Hei! Aku baru di fandom ini, hehe. Aku dateng dengan fic Ichiruki, pairing favorit aku—gaadayangnanya – . Cerita ini sebenarnya terinspirasi dari X-Men dan Hellboy, walaupun ga ada sangkut pautnya sama cerita dua film itu. Karena baru, mohon dibimbing ya^^ dan Enjoy this story^^

Bleach©Tite Kubo

Genre: Romance *mungkin, ga ngerti*

Rated: T

Warning: AU, Gaje, OOC, abal, aneh, ancur, typo, belum siap nerima flame. Don't like don't read, kritik dan saran di halalkan (asal membangun ya)

Rukia POV

Hei, namaku Rukia Kuchiki. Anak dari Byakuya Kuchiki dan Hisana Kuchiki. Anak yang selalu dijauhi oleh orang-orang sekitarku. Entah apa yang membuat mereka menjauhiku. Mereka bilang jika berdekatan denganku, mereka merasa kedinginan. Aku juga tidak tahu apa yang salah dariku, Ayah dan Ibuku tidak pernah mengatakan apapun padaku. Setiap kali aku bertanya pada mereka, mereka akan selalu bilang "Suatu saat kau pasti tahu" karena itu aku tidak pernah bertanya lagi pada mereka. Sekarang umurku 16 tahun, orang tuaku bilang aku akan tahu siapa diriku sebenarnya saat aku berumur 17 tahun. Berarti itu tinggal satu bulan lagi. Aku bersekolah di Karakura High School, dan seperti kataku tadi. Tidak ada yang mau berteman denganku. Padahal aku sudah berusaha baik pada mereka. Tapi tetap saja tidak ada yang mau berdekatan denganku, bahkan dari radius dua meter. Mereka selalu bilang aku tidak normal, aku gila, dan kata-kata lain yang tidak ingin kudengar. Aku sering menyalahkan takdir, kenapa aku harus terlahir seperti ini? Tapi sudahlah, semua sudah terjadi. Beberapa bulan lagi aku pasti akan tahu siapa sebenarnya aku ini dan ada apa denganku.

"Hei orang tidak normal!" aku mendengar ada yang berteriak padaku saat aku sedang berjalan di taman sekolah. Aku berhenti berjalan dan menoleh. Rupanya orang itu Kira.

"Ada apa Kira?" tanyaku baik-baik. Dan aku sudah bisa menebak. Dia pasti akan mengejekku.

"Heh, kau orang tidak normal! Seharusnya kau tidak ada disini! Bahkan seharusnya kau tidak lahir ke dunia ini." Ucapnya dengan seringaian menghiasi wajahnya. Aku hanya menghela napas. Ini belum seberapa, biasanya dia dan teman-temannya akan melempariku dengan batu sampai wajahku berdarah. Aku hanya bisa lari dari mereka.

Aku menghela napas. "Kalau hanya itu yang ingin kau ucapkan. Lebih baik aku pergi,"

"Apa? Sombong sekali kau!" teriaknya murka. Dia lalu berjalan mendekatiku dan mencekik leherku. "Orang tidak normal sepertimu tidak pantas melawanku!" teriaknya. Aku mencoba melepaskan tangannya yang mencengkram leherku.

"Le-lepaskan," ucapku sambil berusaha melepaskan tangannya. Dia malah menyeringai.

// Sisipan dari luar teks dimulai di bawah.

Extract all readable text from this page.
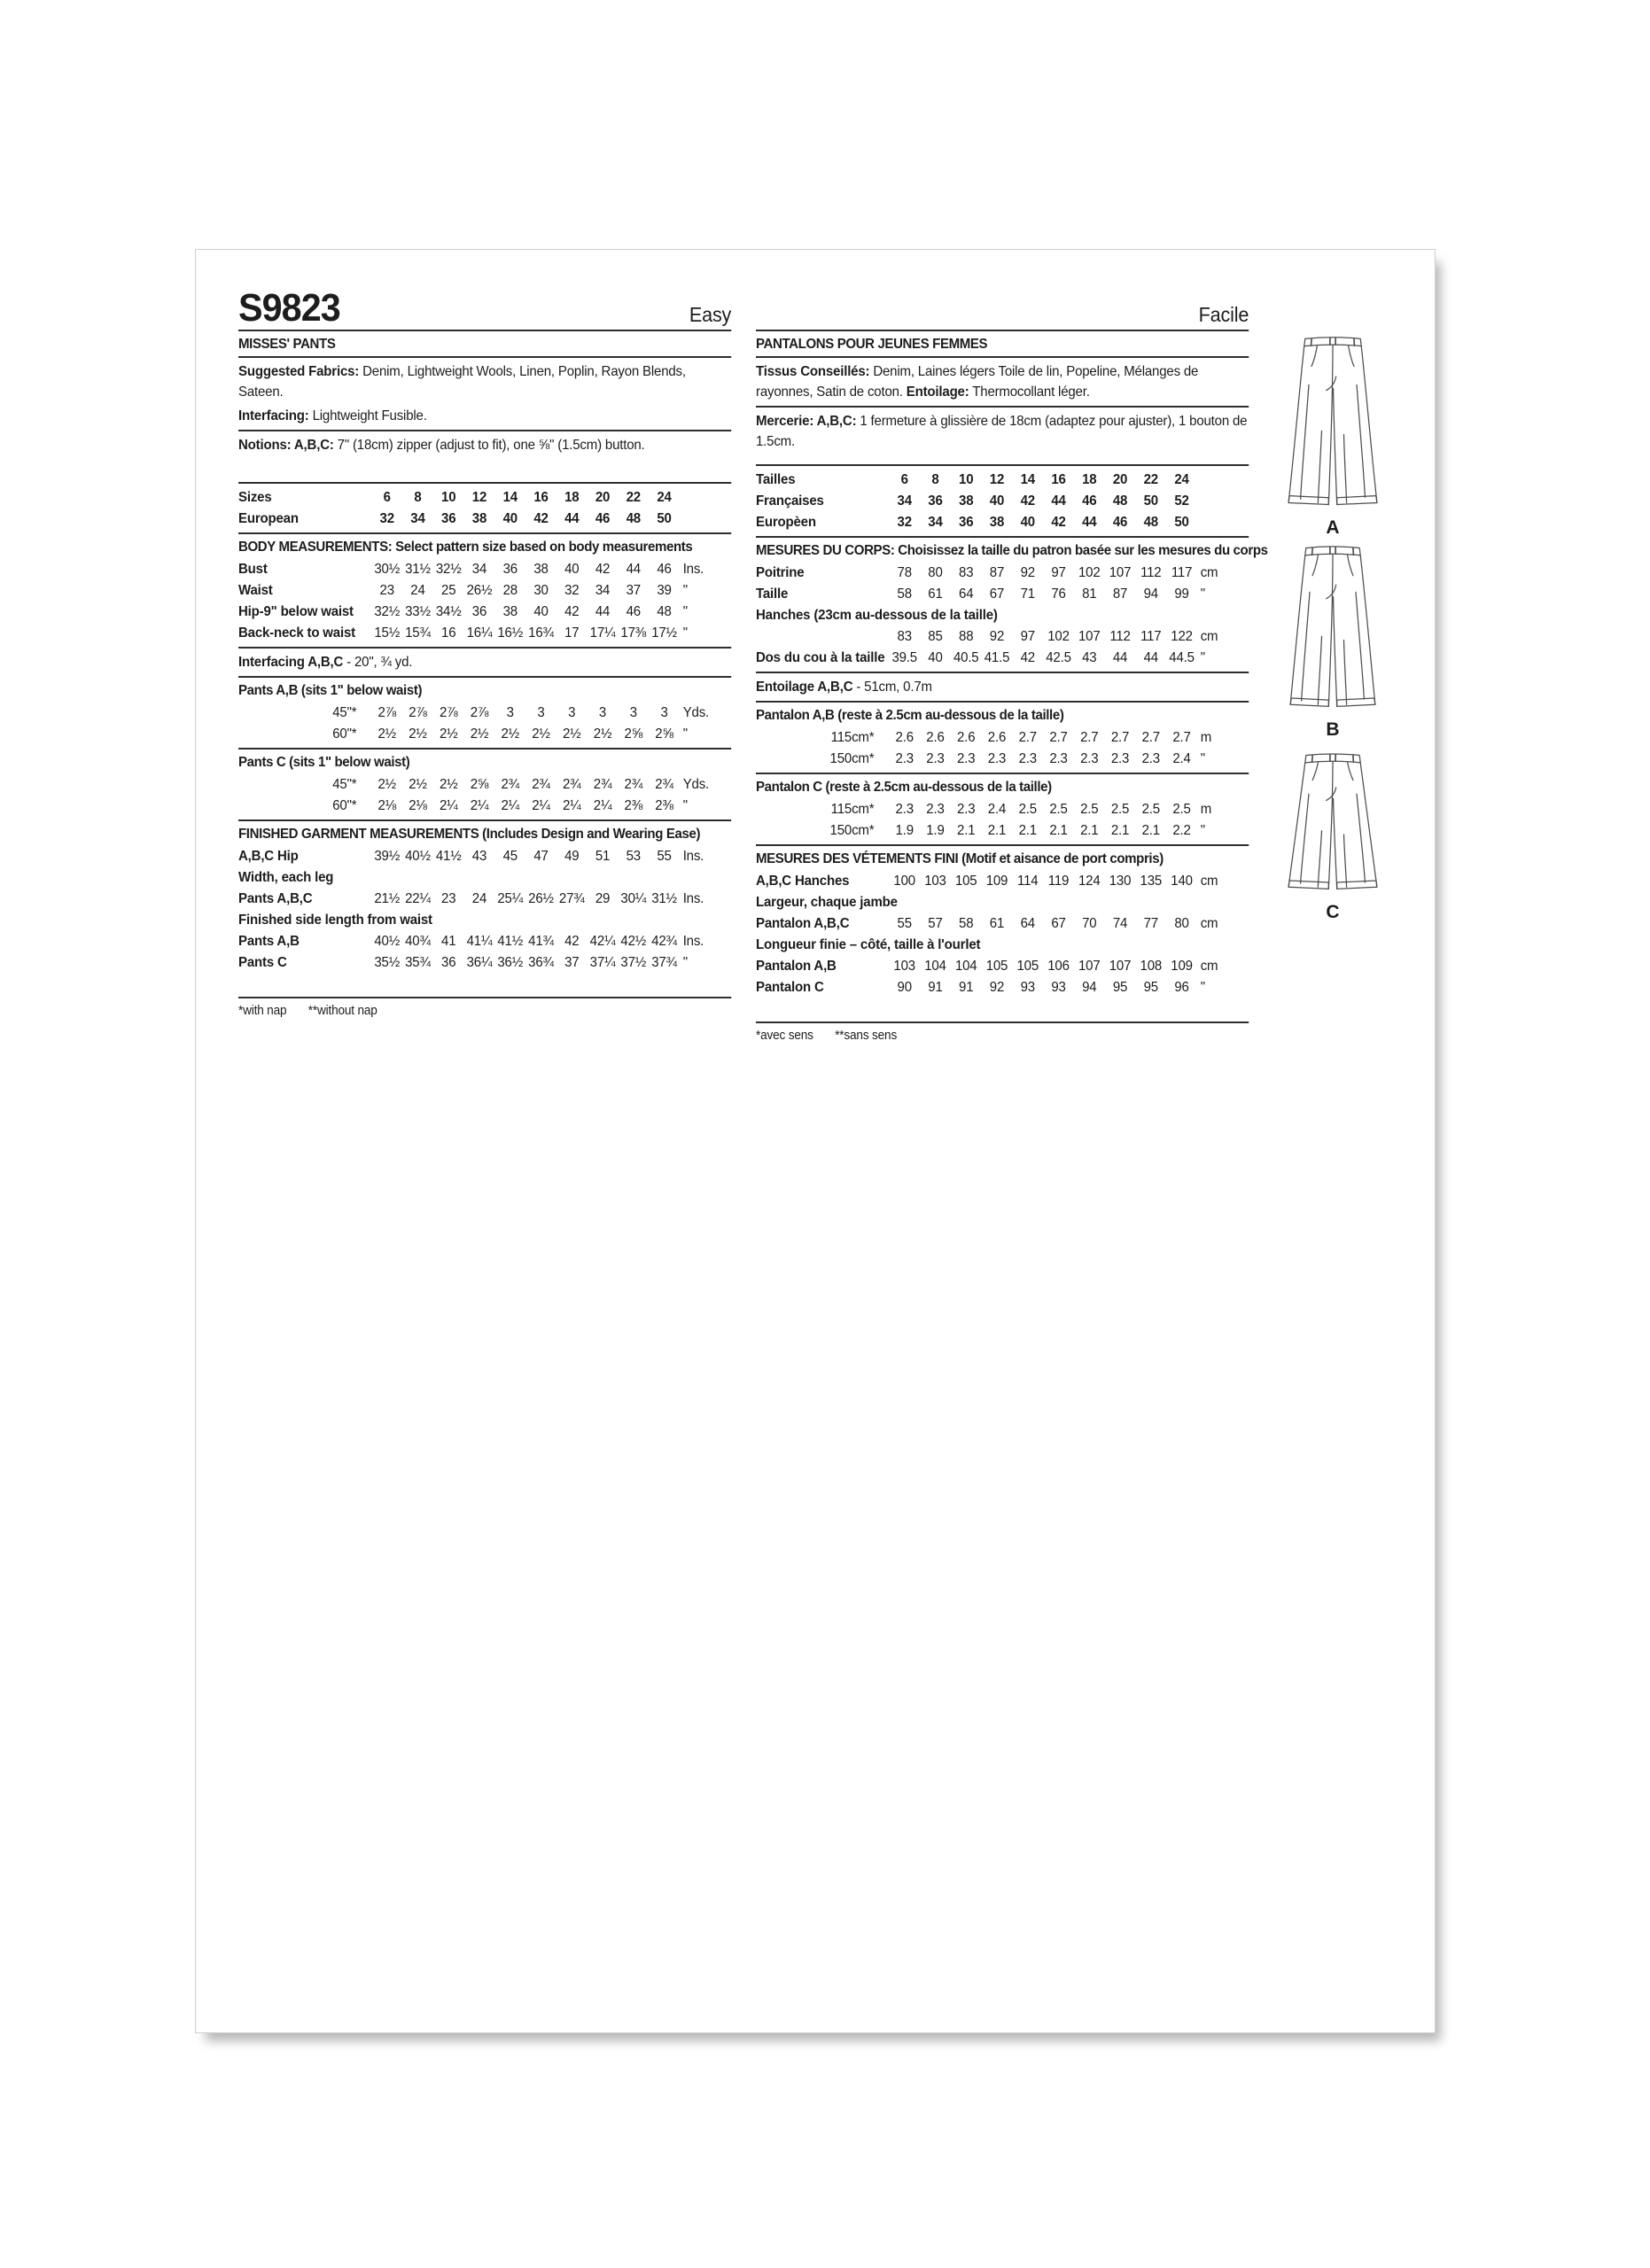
S9823	Easy
MISSES' PANTS

Suggested Fabrics: Denim, Lightweight Wools, Linen, Poplin, Rayon Blends, Sateen.

Interfacing: Lightweight Fusible.

Notions: A,B,C: 7" (18cm) zipper (adjust to fit), one ⅝" (1.5cm) button.

Sizes	6	8	10	12	14	16	18	20	22	24
European	32	34	36	38	40	42	44	46	48	50
BODY MEASUREMENTS: Select pattern size based on body measurements
Bust	30½ 31½ 32½ 34	36	38	40	42	44	46 Ins.
Waist	23	24	25 26½ 28	30	32	34	37	39 "
Hip-9" below waist	32½ 33½ 34½ 36	38	40	42	44	46	48 "
Back-neck to waist	15½ 15¾ 16 16¼ 16½ 16¾ 17 17¼ 17⅜ 17½ "

Interfacing A,B,C - 20", ¾ yd.

Pants A,B (sits 1" below waist)
45"*	2⅞ 2⅞ 2⅞ 2⅞	3	3	3	3	3	3	Yds.
60"*	2½ 2½ 2½ 2½ 2½ 2½ 2½ 2½ 2⅝ 2⅝ "
Pants C (sits 1" below waist)
45"*	2½ 2½ 2½ 2⅝ 2¾ 2¾ 2¾ 2¾ 2¾ 2¾ Yds.
60"*	2⅛ 2⅛ 2¼ 2¼ 2¼ 2¼ 2¼ 2¼ 2⅜ 2⅜ "
FINISHED GARMENT MEASUREMENTS (Includes Design and Wearing Ease)
A,B,C Hip	39½ 40½ 41½ 43	45	47	49	51	53	55 Ins.
Width, each leg
Pants A,B,C	21½ 22¼ 23	24 25¼ 26½ 27¾ 29 30¼ 31½ Ins.
Finished side length from waist
Pants A,B	40½ 40¾ 41 41¼ 41½ 41¾ 42 42¼ 42½ 42¾ Ins.
Pants C	35½ 35¾ 36 36¼ 36½ 36¾ 37 37¼ 37½ 37¾ "
*with nap **without nap
Facile
PANTALONS POUR JEUNES FEMMES

Tissus Conseillés: Denim, Laines légers Toile de lin, Popeline, Mélanges de rayonnes, Satin de coton. Entoilage: Thermocollant léger.

Mercerie: A,B,C: 1 fermeture à glissière de 18cm (adaptez pour ajuster), 1 bouton de 1.5cm.

Tailles	6	8	10	12	14	16	18	20	22	24
Françaises	34	36	38	40	42	44	46	48	50	52
Europèen	32	34	36	38	40	42	44	46	48	50
MESURES DU CORPS: Choisissez la taille du patron basée sur les mesures du corps
Poitrine	78	80	83	87	92	97 102 107 112 117 cm
Taille	58	61	64	67	71	76	81	87	94	99 "
Hanches (23cm au-dessous de la taille)
83	85	88	92	97 102 107 112 117 122 cm
Dos du cou à la taille 39.5 40 40.5 41.5 42 42.5 43	44	44 44.5 "

Entoilage A,B,C - 51cm, 0.7m

Pantalon A,B (reste à 2.5cm au-dessous de la taille)
115cm*	2.6 2.6 2.6 2.6 2.7 2.7 2.7 2.7 2.7 2.7 m
150cm*	2.3 2.3 2.3 2.3 2.3 2.3 2.3 2.3 2.3 2.4 "
Pantalon C (reste à 2.5cm au-dessous de la taille)
115cm*	2.3 2.3 2.3 2.4 2.5 2.5 2.5 2.5 2.5 2.5 m
150cm*	1.9 1.9 2.1 2.1 2.1 2.1 2.1 2.1 2.1 2.2 "
MESURES DES VÉTEMENTS FINI (Motif et aisance de port compris)
A,B,C Hanches	100 103 105 109 114 119 124 130 135 140 cm
Largeur, chaque jambe
Pantalon A,B,C	55	57	58	61	64	67	70	74	77	80 cm
Longueur finie – côté, taille à l'ourlet
Pantalon A,B	103 104 104 105 105 106 107 107 108 109 cm
Pantalon C	90	91	91	92	93	93	94	95	95	96 "
*avec sens **sans sens
A
B
C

"Oh, kau tidak berdaya ya." Ucapnya dengan nada mengejek. Kudengar semua murid yang ada di taman tertawa sambil menatapku dengan tatapan rasakan-itu-anak-tak-normal.

"Kumohon, lepas-kan." Ucapku lagi, kali ini aku mencengkram tangannya yang mencekik leherku. Tiba-tiba dia menarik tangannya dari leherku, matanya terbelalak. Aku mengatur napasku, kulihat orang-orang di sekelilingku juga terbelalak. Ada apa ini? Orang-orang mulai berjalan mundur, menjauhiku, Kira pun sama. Aku mengerutkan alis heran, tiba-tiba aku merasakan tanganku dingin. Aku menatap tanganku, memutih. Lalu aku menatap Kira dan yang lainnya.

"Tolong aku," ucapku sambil berjalan maju. Tapi mereka semua malah mundur. Kurasakan sekujur tubuhku semakin dingin, sekelilingku juga jadi membeku. Ada apa ini? Selanjutnya yang kutahu terjadi ledakan besar dan... gelap.

.

.

.

"Ngg..." aku melenguh dan membuka mataku. Putih, hanya itu yang bisa kulihat. Apa aku ada di surga? Sudahlah, tidak buruk juga kalau aku mati. Jadi aku tidak perlu mendengar ejekan mereka lagi.

"Kau sudah sadar, Rukia?" tanya seseorang. Inikan suara Ibu. Aku menengok ke sebelah kananku. Ada Ibu disana, rupanya aku belum mati.

"Aku ada dimana bu?" tanyaku.

"Kau ada dikamarmu," jawab Ibu. Aku semakin menjelikan mataku, memang benar aku sedang ada di kamarku dan tidur di tempat tidurku.

"Apa yang terjadi?" tanyaku.

"Kau pingsan di sekolah,"

"Kenapa bisa?" ucapku menuntut jawaban lebih.

"Kau, kau jatuh dari tangga." Ucap Ibu sambil tersenyum. Aku terdiam, sudah cukup! Aku benci dibohongi. Mana mungkin aku jatuh dari tangga.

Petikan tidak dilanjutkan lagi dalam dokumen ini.